The reduction of costs of microarray technologies and next generation sequencing has promoted the expansion of projects that collect different type of biological data on individuals. Consequently, it is useful to have a standard procedure to combine the information from different sources for further processing and analysis. We have developed MultiDataSet as a package that helps to storage different datasets, including common Bioconductor’s classes. MultiDataSet can also be extended to store novel data types.
MultiDataSet is implemented so it runs extensive checks on the datasets being integrated. It checks for the consistency within and across datasets. In addition, regular operations like selecting complete cases or subsetting are included in the package. MultiDataSet design facilitates data validation, as each kind of omic data is introduced using a specific function. These specific functions include the dataset’s type in the objects’ name, thereby standardizing MultiDataSet objects. Integration functions thus require fewer checks because many are done in the previous steps (see Additional files 1, 2 and 3). In addition, the checking can be modified by re-implementing a specific function, without altering the structure of the package.
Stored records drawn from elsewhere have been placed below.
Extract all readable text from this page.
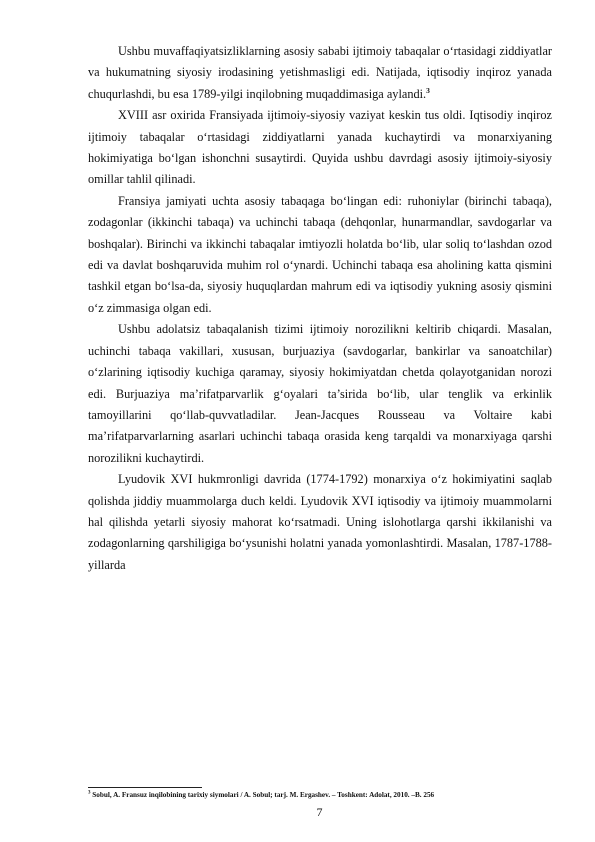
Ushbu muvaffaqiyatsizliklarning asosiy sababi ijtimoiy tabaqalar o‘rtasidagi ziddiyatlar va hukumatning siyosiy irodasining yetishmasligi edi. Natijada, iqtisodiy inqiroz yanada chuqurlashdi, bu esa 1789-yilgi inqilobning muqaddimasiga aylandi.$^3$

XVIII asr oxirida Fransiyada ijtimoiy-siyosiy vaziyat keskin tus oldi. Iqtisodiy inqiroz ijtimoiy tabaqalar o‘rtasidagi ziddiyatlarni yanada kuchaytirdi va monarxiyaning hokimiyatiga bo‘lgan ishonchni susaytirdi. Quyida ushbu davrdagi asosiy ijtimoiy-siyosiy omillar tahlil qilinadi.

Fransiya jamiyati uchta asosiy tabaqaga bo‘lingan edi: ruhoniylar (birinchi tabaqa), zodagonlar (ikkinchi tabaqa) va uchinchi tabaqa (dehqonlar, hunarmandlar, savdogarlar va boshqalar). Birinchi va ikkinchi tabaqalar imtiyozli holatda bo‘lib, ular soliq to‘lashdan ozod edi va davlat boshqaruvida muhim rol o‘ynardi. Uchinchi tabaqa esa aholining katta qismini tashkil etgan bo‘lsa-da, siyosiy huquqlardan mahrum edi va iqtisodiy yukning asosiy qismini o‘z zimmasiga olgan edi.

Ushbu adolatsiz tabaqalanish tizimi ijtimoiy norozilikni keltirib chiqardi. Masalan, uchinchi tabaqa vakillari, xususan, burjuaziya (savdogarlar, bankirlar va sanoatchilar) o‘zlarining iqtisodiy kuchiga qaramay, siyosiy hokimiyatdan chetda qolayotganidan norozi edi. Burjuaziya ma’rifatparvarlik g‘oyalari ta’sirida bo‘lib, ular tenglik va erkinlik tamoyillarini qo‘llab-quvvatladilar. Jean-Jacques Rousseau va Voltaire kabi ma’rifatparvarlarning asarlari uchinchi tabaqa orasida keng tarqaldi va monarxiyaga qarshi norozilikni kuchaytirdi.

Lyudovik XVI hukmronligi davrida (1774-1792) monarxiya o‘z hokimiyatini saqlab qolishda jiddiy muammolarga duch keldi. Lyudovik XVI iqtisodiy va ijtimoiy muammolarni hal qilishda yetarli siyosiy mahorat ko‘rsatmadi. Uning islohotlarga qarshi ikkilanishi va zodagonlarning qarshiligiga bo‘ysunishi holatni yanada yomonlashtirdi. Masalan, 1787-1788-yillarda

$^3$ Sobul, A. Fransuz inqilobining tarixiy siymolari / A. Sobul; tarj. M. Ergashev. – Toshkent: Adolat, 2010. –B. 256
7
MultiDataSet is designed to manage multiple datasets while preserving their original characteristics. Thus, the assay data, the phenotypic data and the feature data are stored independently for each dataset. In the case of the phenotypic data, we prefer this approach by several reasons. In omic datasets, the phenotypic data also stores technical information. For instance, if we were interested in encapsulating two MethylationSets, we will have technical variables with the same name but different information. Storing this information in one pheno data will lead to rename both columns to keep the information. In studies with longitudinal data, some phenotypic variables of the individuals change in the datasets. As an example, if we had two ExpressionSets, one obtained at age 4 and the other at age 18, the variable age will have very different values in each dataset. Finally, we decided to keep the pheno data separately to allow the user recovering the original datasets. Consequently, users can create their MultiDataSet with different datasets, perform some subsetting operations (e.g. selecting complete cases) and then recover the objects with the original classes that can be used to perform downstream analysis.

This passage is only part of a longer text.